Но гибель неизбежна, все равно.
Лебеди давно уже не улетали на зиму: они обжились здесь, в теплом домике, им прорубали полынью, если озеро замерзало в редкие суровые зимы, и стайка была очевидно слишком мала, чтобы пуститься в дальний путь, а где уж там скликать окрестных лебедей, которых может быть и нет вовсе? Может быть, ласточки рассказали им о бомбовозах тоже?
На зайцев и куропаток охотились теперь не только присяжные браконьеры, которых было не так то уж много, а все окрестные парни половчее, и в первую очередь сами лесники: им все следы прямо в руки. При ста граммах мяса в неделю заячья тушка -- желанный обмен в городке на что угодно. Поэтому лиса была, пожалуй, голоднее людей.

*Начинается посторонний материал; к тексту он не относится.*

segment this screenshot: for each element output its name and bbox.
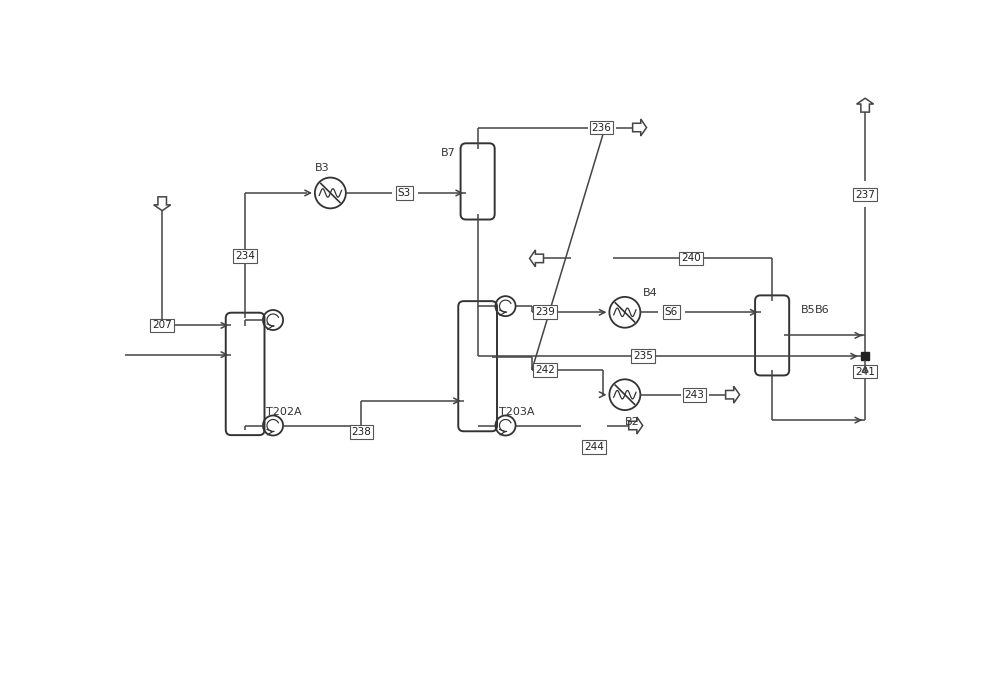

В феврале рассветает поздно, но задолго до того, как только еще чувствуется приближение холодного темного рассвета, она долгими ночами выбегала к берегу озера, и, попробовав снова и снова лед, стояла часами, поджав одну переднюю лапу. Около берега лед был совсем крепок, но дальше лежала предательски тонкая корка. Лиса изгибалась, ступая, чтобы быть легче, но зловещий хруст усиливался, тело уже взвивалось в прыжке назад, хотя в нос еще втягивался тяжелый сладкий запах, несшийся с островка... Только с каждой ночью расстояние между последним шагом и островком сокращалось. Каждой ночью она придвигалась ближе, и, если замерзнет и последняя полынья ...

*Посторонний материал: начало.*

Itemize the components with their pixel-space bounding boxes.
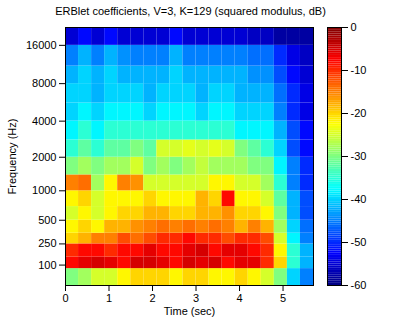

В эту ночь, последнюю для лебедей, она замерзла.
* * *
Дорожка позади кургауза вела вдоль озера на окраину парка, где перед широко раскинувшимся огородом леденели стекла длинной оранжереи и угловатая рябь парников. Сбоку стоял унылый двухэтажный дом с примыкавшими сарайчиками и курятником хуторского двора. Эти владения паркового садовника были настоящим хутором, в особенности теперь. Должность садовника передавалась по наследству -- теперь уже внуку, рыжеватому некрасивому немцу, которого бюргермейстер три года подряд удерживал, как незаменимого специалиста от того, чтобы он сменил лопату на винтовку. Только в этот, четвертый год, ему пришлось все таки отправиться на фронт, где немедленно разорвало осколком почку, и он, скрюченный, похудевший и обозленный, вернулся уже безоговорочно домой.

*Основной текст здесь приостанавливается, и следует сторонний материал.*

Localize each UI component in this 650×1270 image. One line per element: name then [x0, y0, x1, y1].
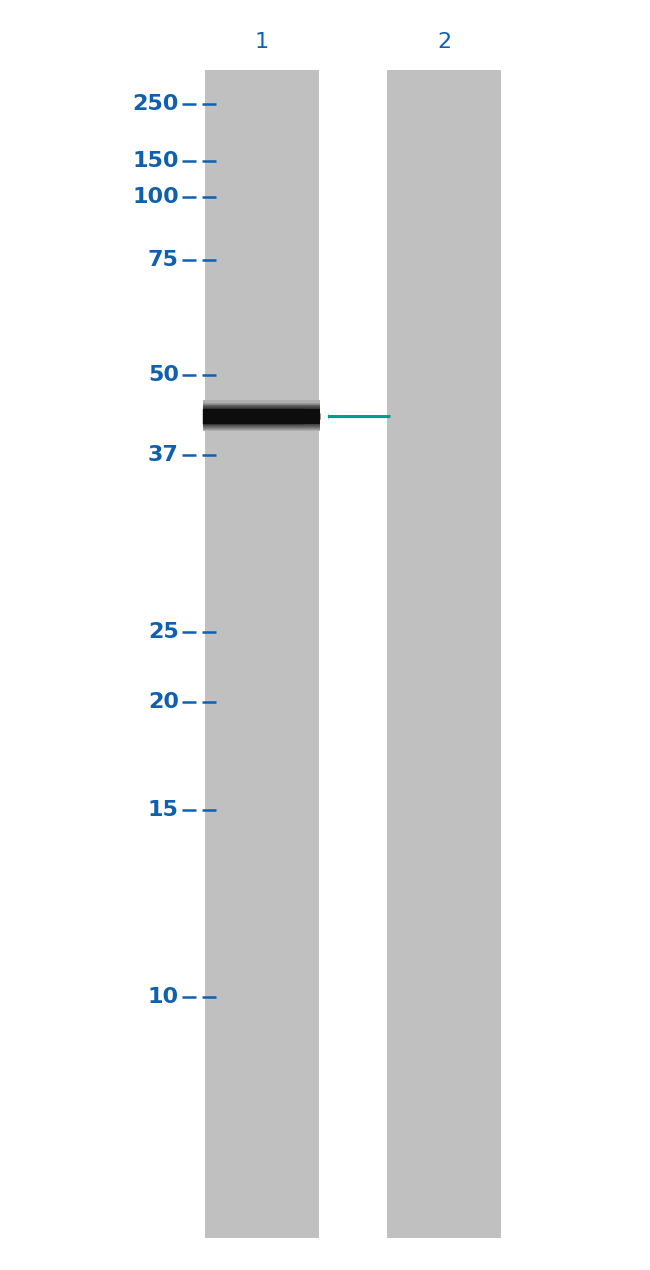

У жены его руки и ноги торчали, как мослы, голубые глаза часто казались оловянными, а рыжие веснушки придавали лицу хитринку. Но напрасно: во всех случаях жизни, если вопрос касался не кормежки скота и детей или уборки, она очень обижалась, если спрашивали ее мнение, потому что, раз у нее есть муж, то ей самой нечего думать. Однако, она не терпела никаких возражений в вопросе о Стасе -- низенькой, четыреугольной и красной как свекла девке, которую, как нисшую расу -- польку -- определили ей в помощь по хозяйству, когда муж уходил на фронт. Он вернулся, но Стася осталась, и на ночь ее запирали в чулан, чтобы не вышло греха. Стася считалась слишком привлекательной для окрестных парней, а безнравственность нисшей расы считалась порчей рабочего скота, и потому -- преступлением. Поэтому каждый раз, когда Стася умудрялась все таки вылезть в окно, чтобы поблудить, ее на следующий день били, и она громко ревела.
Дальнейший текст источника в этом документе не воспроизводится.